What’s scary is that the deficit numbers coming out of the U.S. states are worse and for all intents and purposes, the US economy is soon going to be in as bad or as worse shape as the Canadian economy was in the early 1990s. I keep looking at the debt crisis that is swamping the EU economies and I can’t help but wonder until how long it is that you see places like Michigan, Illinois, and California needing massive financial bailouts. Good grief, California has even looked at dissolving as a state and becoming a territory again (I don’t think it was a serious option).
How many lost decade will the United States go through to pay for wars in Afghanistan, Iraq, and the greed of the banks? It took over a decade to recover from Vietnam and the state and cities economies weren’t in such tough shape. This could either take decades or it could be the start of the long decline of the United States as a economic power.

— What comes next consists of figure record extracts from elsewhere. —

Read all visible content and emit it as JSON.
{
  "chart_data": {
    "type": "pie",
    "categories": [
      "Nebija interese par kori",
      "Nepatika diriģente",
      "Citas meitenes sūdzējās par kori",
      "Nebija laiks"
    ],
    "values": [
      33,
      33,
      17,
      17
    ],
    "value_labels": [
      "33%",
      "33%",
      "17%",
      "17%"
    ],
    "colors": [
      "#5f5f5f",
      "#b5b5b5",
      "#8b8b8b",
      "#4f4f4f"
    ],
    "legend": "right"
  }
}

The good news is that from Saskatchewan and Alberta’s experience is that as voters, we understood that it had to be done. Whether it was the right wing Ralph Klein in Alberta or the centre-left Roy Romanow in Saskatchewan, we knew it had to be done and as a whole, we stood by them as they did the heavy lifting and hard cutting. The bad news for many states is that Saskatchewan has a natural inclination to support the NDP and Alberta has a natural inclination to vote Progressive Conservative which means that during the tough times, the provinces returned (or in Alberta’s case, they only ever elect Conservatives) what they knew and trusted during rough times. If you don’t have you could have a series of one term administrations that moved from spend to cut to spend to cut for short term partisan advantage which could derail or destroy the entire process. Too make spending cuts that are needed, you need a really strong majority which is not a strength of the American system which features a lot more checks and balances.
I can’t see many states turning themselves around.